Sunday, May 16, 2010

Parenting in Public, the Cover Up

Reading about some "reality" TV show about people's reaction to nursing in public raised in my mind my experience with being asked to cover up while nursing the Baby Piranha.

I was in Texas due to a death in the family, at a restaurant eating lunch alone with the BP.

Lunch had just been served to me, and the BP also wanted to eat. She was only four months old at the time and not wiggling around a whole lot, so there was probably almost no skin showing.

A server (not the one assigned to my table) asked if I would like to cover up, not specifying what needed covering but gestured towards the BP with her hand.

I was stunned and the only thing I could manage as a response was something along the lines of "my right to nurse in public is protected by Texas state law."

The server looked taken aback, and muttered something along the lines of "protecting children who don't know about breastfeeding" and left.

I was alone, feeling nauseated and shaking with anger. I couldn't believe anything as simple as breastfeeding my precious baby could be reason to ask me to cover up. I doubt she felt she was doing anything wrong; on the other hand, I felt attacked and singled out.

I wanted to leave, to go somewhere and hide under a rock, but I figured that would be letting them win. So I stayed, and picked at my lunch half heartedly.

Later, a manager came by to check on my meal.
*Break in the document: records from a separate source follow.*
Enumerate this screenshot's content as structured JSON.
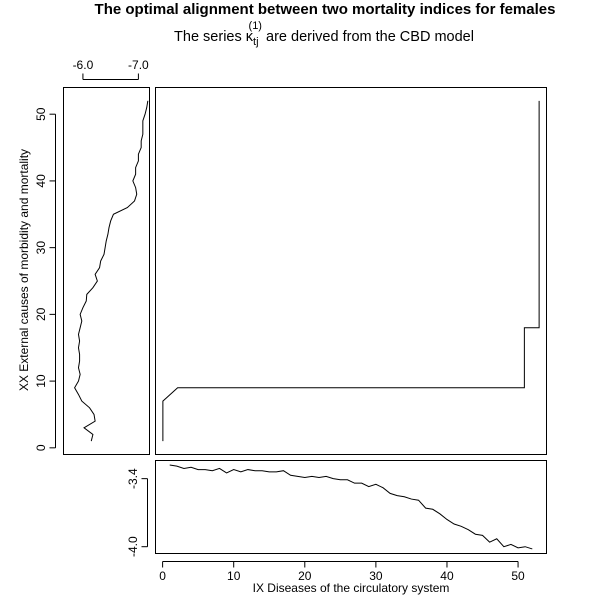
{
  "chart_data": [
    {
      "panel": "alignment",
      "type": "line",
      "title": "The optimal alignment between two mortality indices for females",
      "subtitle_prefix": "The series κ",
      "subtitle_sub": "tj",
      "subtitle_sup": "(1)",
      "subtitle_suffix": " are derived from the CBD model",
      "xlim": [
        0,
        53
      ],
      "ylim": [
        -1,
        54
      ],
      "series": [
        {
          "x": [
            1,
            1,
            3,
            3,
            50,
            50,
            52,
            52
          ],
          "y": [
            1,
            7,
            9,
            9,
            9,
            18,
            18,
            52
          ]
        }
      ]
    },
    {
      "panel": "left",
      "type": "line",
      "ylabel": "XX External causes of morbidity and mortality",
      "xlim": [
        -5.65,
        -7.2
      ],
      "ylim": [
        -1,
        54
      ],
      "xticks": [
        -6.0,
        -7.0
      ],
      "xtick_labels": [
        "-6.0",
        "-7.0"
      ],
      "yticks": [
        0,
        10,
        20,
        30,
        40,
        50
      ],
      "ytick_labels": [
        "0",
        "10",
        "20",
        "30",
        "40",
        "50"
      ],
      "series": [
        {
          "y": [
            1,
            2,
            3,
            4,
            5,
            6,
            7,
            8,
            9,
            10,
            11,
            12,
            13,
            14,
            15,
            16,
            17,
            18,
            19,
            20,
            21,
            22,
            23,
            24,
            25,
            26,
            27,
            28,
            29,
            30,
            31,
            32,
            33,
            34,
            35,
            36,
            37,
            38,
            39,
            40,
            41,
            42,
            43,
            44,
            45,
            46,
            47,
            48,
            49,
            50,
            51,
            52
          ],
          "x": [
            -6.15,
            -6.18,
            -6.02,
            -6.22,
            -6.2,
            -6.12,
            -5.98,
            -5.92,
            -5.85,
            -5.92,
            -5.95,
            -5.92,
            -5.94,
            -5.94,
            -5.92,
            -5.94,
            -5.92,
            -5.95,
            -5.98,
            -5.95,
            -6.0,
            -6.06,
            -6.07,
            -6.18,
            -6.26,
            -6.22,
            -6.3,
            -6.32,
            -6.38,
            -6.4,
            -6.42,
            -6.45,
            -6.47,
            -6.5,
            -6.55,
            -6.8,
            -6.93,
            -6.97,
            -6.95,
            -6.9,
            -6.95,
            -6.95,
            -7.0,
            -7.0,
            -7.05,
            -7.05,
            -7.08,
            -7.08,
            -7.08,
            -7.12,
            -7.15,
            -7.17
          ]
        }
      ]
    },
    {
      "panel": "bottom",
      "type": "line",
      "xlabel": "IX Diseases of the circulatory system",
      "xlim": [
        -1,
        54
      ],
      "ylim": [
        -4.06,
        -3.24
      ],
      "xticks": [
        0,
        10,
        20,
        30,
        40,
        50
      ],
      "xtick_labels": [
        "0",
        "10",
        "20",
        "30",
        "40",
        "50"
      ],
      "yticks": [
        -3.4,
        -4.0
      ],
      "ytick_labels": [
        "-3.4",
        "-4.0"
      ],
      "series": [
        {
          "x": [
            1,
            2,
            3,
            4,
            5,
            6,
            7,
            8,
            9,
            10,
            11,
            12,
            13,
            14,
            15,
            16,
            17,
            18,
            19,
            20,
            21,
            22,
            23,
            24,
            25,
            26,
            27,
            28,
            29,
            30,
            31,
            32,
            33,
            34,
            35,
            36,
            37,
            38,
            39,
            40,
            41,
            42,
            43,
            44,
            45,
            46,
            47,
            48,
            49,
            50,
            51,
            52
          ],
          "y": [
            -3.28,
            -3.29,
            -3.31,
            -3.3,
            -3.32,
            -3.32,
            -3.33,
            -3.31,
            -3.35,
            -3.32,
            -3.34,
            -3.32,
            -3.33,
            -3.33,
            -3.34,
            -3.34,
            -3.33,
            -3.37,
            -3.38,
            -3.39,
            -3.38,
            -3.39,
            -3.38,
            -3.4,
            -3.41,
            -3.41,
            -3.44,
            -3.44,
            -3.47,
            -3.45,
            -3.48,
            -3.53,
            -3.55,
            -3.56,
            -3.58,
            -3.59,
            -3.66,
            -3.67,
            -3.71,
            -3.76,
            -3.8,
            -3.82,
            -3.85,
            -3.89,
            -3.9,
            -3.96,
            -3.93,
            -4.0,
            -3.98,
            -4.01,
            -4.0,
            -4.02
          ]
        }
      ]
    }
  ]
}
I was sure to let him know how unhappy I was to have been treated this way. He quickly agreed I was in the right and said he'd speak to the server, though in retrospect, I'm not sure how he'd know who it was.

This critique of my parenting in public bugs me. I had someone come up to me out of the blue the other day and tell me the BP's arm was squished in the Ergo. (It wasn't, I'm squishier than I look).

Later the same day, a woman helped me get a bag of frozen blueberries out of a freezer at Costco - out of the blue, as it was - when I was holding the BP's sleeping head with one hand and trying to hold the door open and remove the bag with the other. I'm glad I had the grace to thank her profusely.

I'm reminded of Gina's call to help each other out at The Feminist Breeder. I think she has a really good point.

Have you been hassled for your parenting in public?

5 comments:

Melodie said...

I once had someone tell me my baby's head should have a hat on it on a particularly cold day. He was right but I couldn't find one before I left and was holding her and protecting her head the best I could as we quickly scuttled into a store. It made me feel awful. What do people expect us to say to them? "You're right, thank you so much for saying something. I sure an a bad mom and you've made me see the light! I'm going to do just what you say!" And i fwe did answer them I don't suppose thy'd stick around to hear our answer anyway. Cowardly, it is!

punk rock michelle said...

that kind of stuff ticks me off b/c you know that people will look the other way when someone is screaming at or hitting their kids but , heaven forbid they breastfeed them or wear them! For the record , I've also had someone ask me how my Lo was possibly comfortable in the Ergo carrier too, & insisted that I must be hurting her carrying her that way! When I used a simple fabric sling..more than one person asked if I wasn't worried that I would drop her..

TheFeministBreeder said...

Nauseated and shaken with anger is exactly how I'd feel about the NIP incident. Truthfully, I just wait for someone to say something to me in public. They would rue that day. Illinois has an enforcement provision meaning I could sue the shit out of a restaurant who tried to tell me not to NIP and I'd do it too because I'd want to send a message to ever other restaurant or store in Illinois that this law exists, and we will USE IT.

On the babywearing thing - I shunned babywearing for a long time because we saw somebody doing it when Jonas was first born, and my dad made a comment that the baby looked like they were going to fall out and break their neck. Truthfully, I do remember that the woman had to people helping her try to put the baby back in because she was falling out, but looking back I think she may have just been readjusting? I don't know what she was doing, but it didn't look safe. That was my first experience with it and it took me a while to figure out on my own that I could do it safely (and that my dad could stuff it.)

Danielle said...

My little one was just a few months old. We were living in Japan and were out for a walk on a rainy day. An older Japanese woman ran up to me, hit me in the shoulder, pointed to the sky and said, "rain" in Japanese.

I can only guess that she thought it was absurd that I was out with the babe on a rainy day. Crazy old bat!

Lauren @ Hobo Mama said...

Wow. I'm so sorry you had your day ruined like that, but good for you for standing up for your rights. I would be devastated if someone criticized me for nursing in public — I've only been teased about it by a restaurant owner (loudly), and that was bad enough.

When my little brother was a baby, we were outside on a beautifully mild and sunny day when two older ladies rushed up and one screeched, "Cover that baby's head!" She grabbed the burp cloth my dad had on his shoulder and draped it over my brother's head. Um, okay. We like to tell the story to this day (clearly).